Nos quedan las huellas del recuerdo, alojadas en algún lugar al que no hemos vuelto, pero del que tampoco nos fuimos del todo. Lo que queda de nosotros en esos lugares se mezcla con lo que queda de los nuestros en ese mismo espacio, y con la nostalgia de permanecer allí, con ellos, porque «¿Quién no sueña con quedarse/ entre los suyos?».

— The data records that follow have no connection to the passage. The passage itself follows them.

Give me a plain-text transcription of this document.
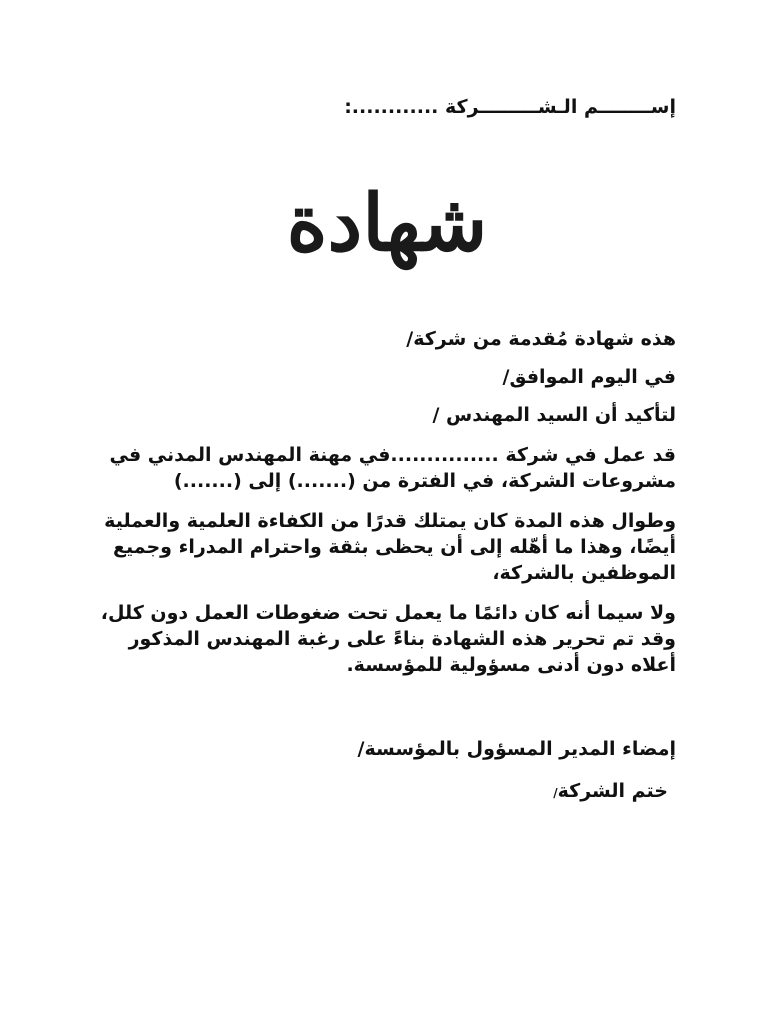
إســــــــم الـشـــــــــركة ............:
شهادة

هذه شهادة مُقدمة من شركة/

في اليوم الموافق/

لتأكيد أن السيد المهندس /

قد عمل في شركة ...............في مهنة المهندس المدني في مشروعات الشركة، في الفترة من (.......) إلى (.......)

وطوال هذه المدة كان يمتلك قدرًا من الكفاءة العلمية والعملية أيضًا، وهذا ما أهّله إلى أن يحظى بثقة واحترام المدراء وجميع الموظفين بالشركة،

ولا سيما أنه كان دائمًا ما يعمل تحت ضغوطات العمل دون كلل، وقد تم تحرير هذه الشهادة بناءً على رغبة المهندس المذكور أعلاه دون أدنى مسؤولية للمؤسسة.

إمضاء المدير المسؤول بالمؤسسة/

ختم الشركة/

María Marín, autora del prólogo

Los dioses, los mitos y las ninfas de una Grecia antigua han tomado tierra en estas páginas, Alicia los invoca para nosotros y hace que se acerquen para que podamos verlos de cerca. Están en el mar y en el aire y sufren el tiempo. Son como nosotros, insertados todos en el juego de Kronos, tienen el rostro de una madre y de un padre, tienen manos de abuelas que cosen, y respiran junto a nosotros al otro lado de la cama por las noches.

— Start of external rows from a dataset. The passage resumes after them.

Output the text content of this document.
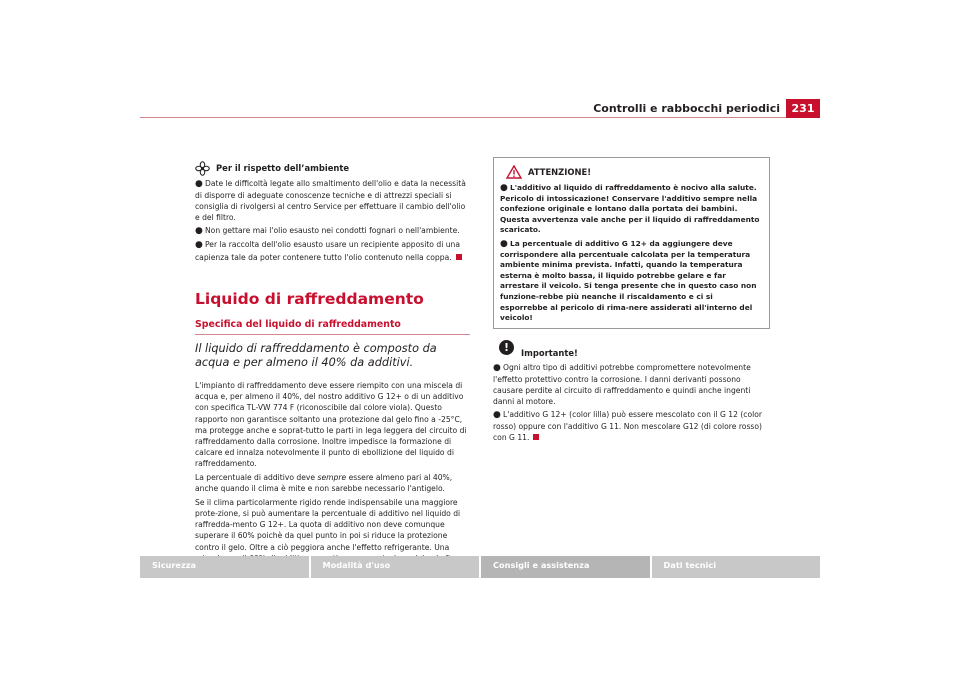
Controlli e rabbocchi periodici	231
Per il rispetto dell’ambiente

● Date le difficoltà legate allo smaltimento dell'olio e data la necessità di disporre di adeguate conoscenze tecniche e di attrezzi speciali si consiglia di rivolgersi al centro Service per effettuare il cambio dell'olio e del filtro.

● Non gettare mai l'olio esausto nei condotti fognari o nell'ambiente.

● Per la raccolta dell'olio esausto usare un recipiente apposito di una capienza tale da poter contenere tutto l'olio contenuto nella coppa.

Liquido di raffreddamento
Specifica del liquido di raffreddamento

Il liquido di raffreddamento è composto da acqua e per almeno il 40% da additivi.

L'impianto di raffreddamento deve essere riempito con una miscela di acqua e, per almeno il 40%, del nostro additivo G 12+ o di un additivo con specifica TL-VW 774 F (riconoscibile dal colore viola). Questo rapporto non garantisce soltanto una protezione dal gelo fino a -25°C, ma protegge anche e soprat-tutto le parti in lega leggera del circuito di raffreddamento dalla corrosione. Inoltre impedisce la formazione di calcare ed innalza notevolmente il punto di ebollizione del liquido di raffreddamento.

La percentuale di additivo deve sempre essere almeno pari al 40%, anche quando il clima è mite e non sarebbe necessario l'antigelo.

Se il clima particolarmente rigido rende indispensabile una maggiore prote-zione, si può aumentare la percentuale di additivo nel liquido di raffredda-mento G 12+. La quota di additivo non deve comunque superare il 60% poichè da quel punto in poi si riduce la protezione contro il gelo. Oltre a ciò peggiora anche l'effetto refrigerante. Una

ATTENZIONE!

● L'additivo al liquido di raffreddamento è nocivo alla salute. Pericolo di intossicazione! Conservare l'additivo sempre nella confezione originale e lontano dalla portata dei bambini. Questa avvertenza vale anche per il liquido di raffreddamento scaricato.

● La percentuale di additivo G 12+ da aggiungere deve corrispondere alla percentuale calcolata per la temperatura ambiente minima prevista. Infatti, quando la temperatura esterna è molto bassa, il liquido potrebbe gelare e far arrestare il veicolo. Si tenga presente che in questo caso non funzione-rebbe più neanche il riscaldamento e ci si esporrebbe al pericolo di rima-nere assiderati all'interno del veicolo!

!	Importante!

● Ogni altro tipo di additivi potrebbe compromettere notevolmente l'effetto protettivo contro la corrosione. I danni derivanti possono causare perdite al circuito di raffreddamento e quindi anche ingenti danni al motore.

● L'additivo G 12+ (color lilla) può essere mescolato con il G 12 (color rosso) oppure con l'additivo G 11. Non mescolare G12 (di colore rosso) con G 11.

Sicurezza	Modalità d'uso	Consigli e assistenza	Dati tecnici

Pero en esas páginas de mitos y dioses hay también miedo, hay temor a dejar caer la máscara, a desprenderse del escudo que nos maquilla el rostro tras el que nos ocultamos, tras el que nos protegemos y sentimos seguros si los días son grises, o a la noche no hemos conseguido dormir pensando en lo que vendrá y en lo que no.

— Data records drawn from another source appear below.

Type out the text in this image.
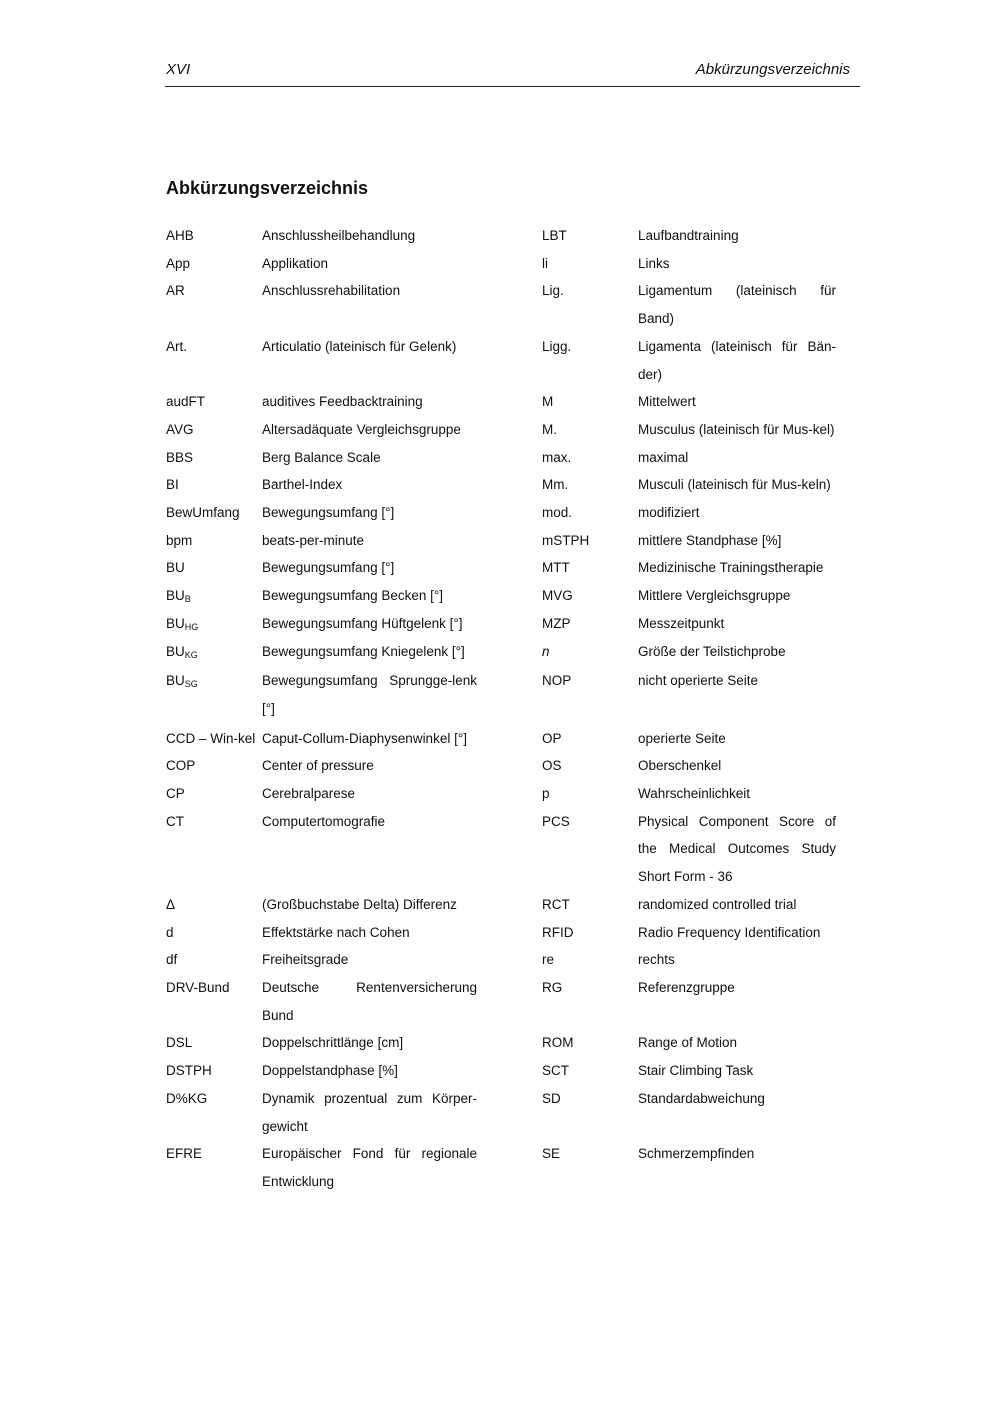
XVI	Abkürzungsverzeichnis
Abkürzungsverzeichnis
AHB	Anschlussheilbehandlung		LBT	Laufbandtraining
App	Applikation		li	Links
AR	Anschlussrehabilitation		Lig.	Ligamentum (lateinisch für Band)
Art.	Articulatio (lateinisch für Gelenk)		Ligg.	Ligamenta (lateinisch für Bän-der)
audFT	auditives Feedbacktraining		M	Mittelwert
AVG	Altersadäquate Vergleichsgruppe		M.	Musculus (lateinisch für Mus-kel)
BBS	Berg Balance Scale		max.	maximal
BI	Barthel-Index		Mm.	Musculi (lateinisch für Mus-keln)
BewUmfang	Bewegungsumfang [°]		mod.	modifiziert
bpm	beats-per-minute		mSTPH	mittlere Standphase [%]
BU	Bewegungsumfang [°]		MTT	Medizinische Trainingstherapie
$BU_B$	Bewegungsumfang Becken [°]		MVG	Mittlere Vergleichsgruppe
$BU_{HG}$	Bewegungsumfang Hüftgelenk [°]		MZP	Messzeitpunkt
$BU_{KG}$	Bewegungsumfang Kniegelenk [°]		n	Größe der Teilstichprobe
$BU_{SG}$	Bewegungsumfang Sprungge-lenk [°]		NOP	nicht operierte Seite
CCD – Win-kel	Caput-Collum-Diaphysenwinkel [°]		OP	operierte Seite
COP	Center of pressure		OS	Oberschenkel
CP	Cerebralparese		p	Wahrscheinlichkeit
CT	Computertomografie		PCS	Physical Component Score of the Medical Outcomes Study Short Form - 36
Δ	(Großbuchstabe Delta) Differenz		RCT	randomized controlled trial
d	Effektstärke nach Cohen		RFID	Radio Frequency Identification
df	Freiheitsgrade		re	rechts
DRV-Bund	Deutsche Rentenversicherung Bund		RG	Referenzgruppe
DSL	Doppelschrittlänge [cm]		ROM	Range of Motion
DSTPH	Doppelstandphase [%]		SCT	Stair Climbing Task
D%KG	Dynamik prozentual zum Körper-gewicht		SD	Standardabweichung
EFRE	Europäischer Fond für regionale Entwicklung		SE	Schmerzempfinden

 Todo es incierto, y a veces la existencia misma no es más que un debate entre dar un paso más, o no, en la cuerda floja mientras hacemos malabares; aunque en otros momentos hay miedo en la incertidumbre, y encontrar algo a lo que asirse es un absoluto juego de azar. Pero en la duda a veces encontramos certezas que de otra forma sería imposible desvelar, y es entonces cuando sabemos que «Solo una gota separa/ el remedio del veneno», y que ese amor que sana y salva es el único que conoce al ser verdadero que se oculta tras la máscara, pues «solo su alquimia conoce/ mi dosis cabal». Únicamente ese amor, aparecido en un instante fuera del tiempo, nos completa y se completa, adictos el uno al otro, ambos hogar, siendo testigos del mundo.

Porque no es ninguna locura: el mundo es un sitio peligroso. Y el menor de nuestros miedos podría tener cuerpo y cabeza de león, si luego tenemos que enfrentarnos a las verdaderas bestias que pueblan la tierra, o si empiezan a arrebatarnos piezas del rompecabezas de manera irremediable e irreversible: «con su adiós,/ se lleva una pieza del puzzle,/ —cada vez más incompleto—/ que soy». Incluso si nos puede la impaciencia por el anhelo de algo que no llega todavía y nos quedamos «con la esperanza marchita/ de que un vergel de flores roture/ la tierra que puebla mi vientre.// Nada germina».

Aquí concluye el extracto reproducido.